Generation and evaluation of a novel PI3K-targeting gene therapy in the failing mouse heart and healthy sheep heart.

Heart failure (HF) remains a clinical challenge with cardiac dysfunction typically progressing even with treatment, and heart transplants only available to small numbers. We previously identified phosphoinositide 3-kinase (PI3K, p110α) as a master regulator of exercise-induced cardioprotection, and showed that gene therapy, incorporating a constitutively active form of PI3K (caPI3K) improved function of the failing mouse heart. However, this approach was not cardiac-specific and the gene therapy was challenging to manufacture. The aim of this study was to develop new PI3K-based gene therapies with more optimal properties for clinical translation. We generated and assessed adeno-associated viruses (AAV6) encoding various PI3K constructs, with different enhancers, promoters and transgene components in healthy adult male mice. The most promising AAV construct based on AAV expression, cardiac-specificity, and ease of manufacture contained a cardiac troponin T (cTnT) promoter together with a small region of the regulatory subunit of PI3K (iSH2), and an intron from the β-globin gene which enhances transcription (IVS2).
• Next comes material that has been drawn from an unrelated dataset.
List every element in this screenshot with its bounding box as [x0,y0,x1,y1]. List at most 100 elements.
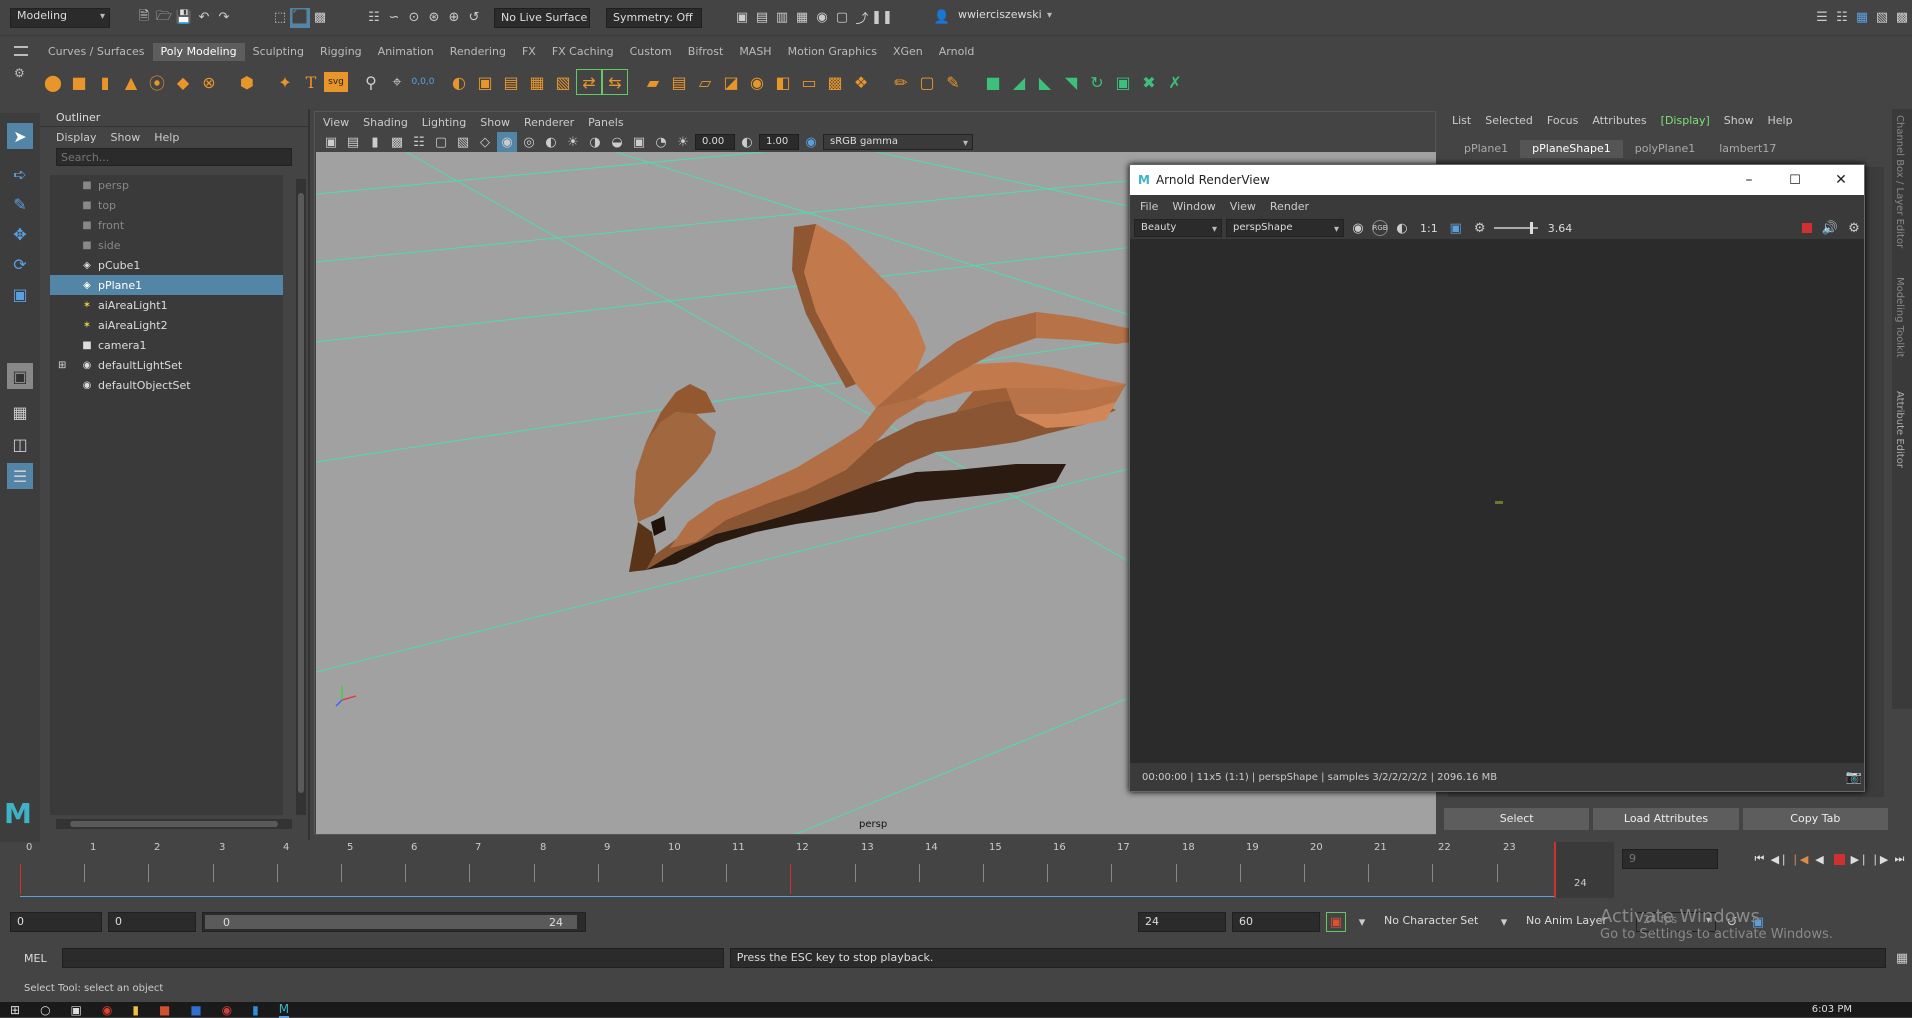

This AAV (1 × 10(12), 2 × 10(12) vg) was administered to mice with myocardial ischemia/reperfusion injury (I/R: 1 h ischemia with reperfusion; AAV delivered 24 h post-I/R). Direct cardiac injections of PI3K-based AAVs were also performed in healthy adult female sheep. I/R mouse hearts treated with the AAV6-cTnT-IVS2-iSH2 displayed increased phosphorylation of Akt, but no improvement in cardiac function or structure was observed. AAV6-cTnT-IVS2-iSH2 successfully transduced healthy sheep hearts which increased endogenous PI3K catalytic activity. Further testing/optimization of the AAV (time of delivery and/or duration) will be required to assess the therapeutic potential of this approach.